1. The reasoning of the court’s explanation concerning this case is as follows: (a) the pertinent part of the judgment of the first instance is modified as stated in the following 2; and (b) it is identical to the reasoning of the judgment of the first instance except to supplement or add the judgment as stated in the following 3. Therefore, it is acceptable in accordance with the main sentence of Article 420

2. Revised parts

A. Following the second 10th “Troro”, the name of the Defendant is the same as that of the Defendant, but the representative director and the location of the head office are different.

“Addition”

(b)be added to the following "including 6: hereinafter the same shall apply):

(c) modify 4 6 o’n to “n’t”.

(d) revise the term “non-registration” for each “non-registration” in the fourth, fourth, fourth and last parallel of conduct to “non-registration”;

E. In addition to the following on the right side of “2022193” of the last six parallels, the court in this case dismissed the Plaintiff’s appeal on the ground that the Plaintiff’s appeal filed under the suspension of proceedings due to J’s death was unlawful.
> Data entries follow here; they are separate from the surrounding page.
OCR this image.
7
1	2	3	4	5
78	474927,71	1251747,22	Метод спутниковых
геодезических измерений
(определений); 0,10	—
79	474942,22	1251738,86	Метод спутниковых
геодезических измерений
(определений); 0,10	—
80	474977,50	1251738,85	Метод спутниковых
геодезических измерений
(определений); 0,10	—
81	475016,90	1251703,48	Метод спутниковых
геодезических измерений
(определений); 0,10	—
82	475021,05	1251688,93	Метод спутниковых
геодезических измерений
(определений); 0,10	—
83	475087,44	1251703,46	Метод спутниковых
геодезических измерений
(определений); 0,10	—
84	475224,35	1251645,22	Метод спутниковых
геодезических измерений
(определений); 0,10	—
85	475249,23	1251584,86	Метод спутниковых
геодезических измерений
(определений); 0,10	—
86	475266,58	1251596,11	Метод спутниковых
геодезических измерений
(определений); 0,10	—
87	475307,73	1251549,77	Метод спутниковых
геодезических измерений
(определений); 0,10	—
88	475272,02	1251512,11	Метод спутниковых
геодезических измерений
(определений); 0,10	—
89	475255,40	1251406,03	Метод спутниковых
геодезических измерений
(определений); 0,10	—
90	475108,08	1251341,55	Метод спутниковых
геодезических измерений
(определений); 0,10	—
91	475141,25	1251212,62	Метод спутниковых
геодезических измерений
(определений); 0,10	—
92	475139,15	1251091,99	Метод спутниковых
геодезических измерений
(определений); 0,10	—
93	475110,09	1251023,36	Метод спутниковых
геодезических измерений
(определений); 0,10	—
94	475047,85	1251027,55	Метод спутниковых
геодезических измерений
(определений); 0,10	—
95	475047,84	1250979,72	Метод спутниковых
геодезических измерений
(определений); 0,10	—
In the case of Seoul High Court 2014Na2045704, which subsequently brought an appeal, the court dismissed the Plaintiff’s appeal on the ground that the Plaintiff’s decision on temporary general meeting of shareholders on March 12, 2013 was based on the Plaintiff’s list of shareholders as of July 29, 2013, even if the notice of convening the meeting was not given to F, who is deemed to have a 60% share in the convocation procedure, and there is no serious defect to the extent that the

“”

F. The following facts may be acknowledged in full view of Gap evidence 7, 15, 16, Eul evidence 12, 13, and witness K's testimony from 7th to 2th following modifications (1) as follows:

(A) On September 29, 2003, the Plaintiff was in a de facto state of business closure after the Plaintiff paid a default, and was dissolved on December 1, 2008 pursuant to Article 520-2(1) of the Commercial Act.

(B) The representative director F of the Plaintiff made a resolution to continue the company on July 29, 2009.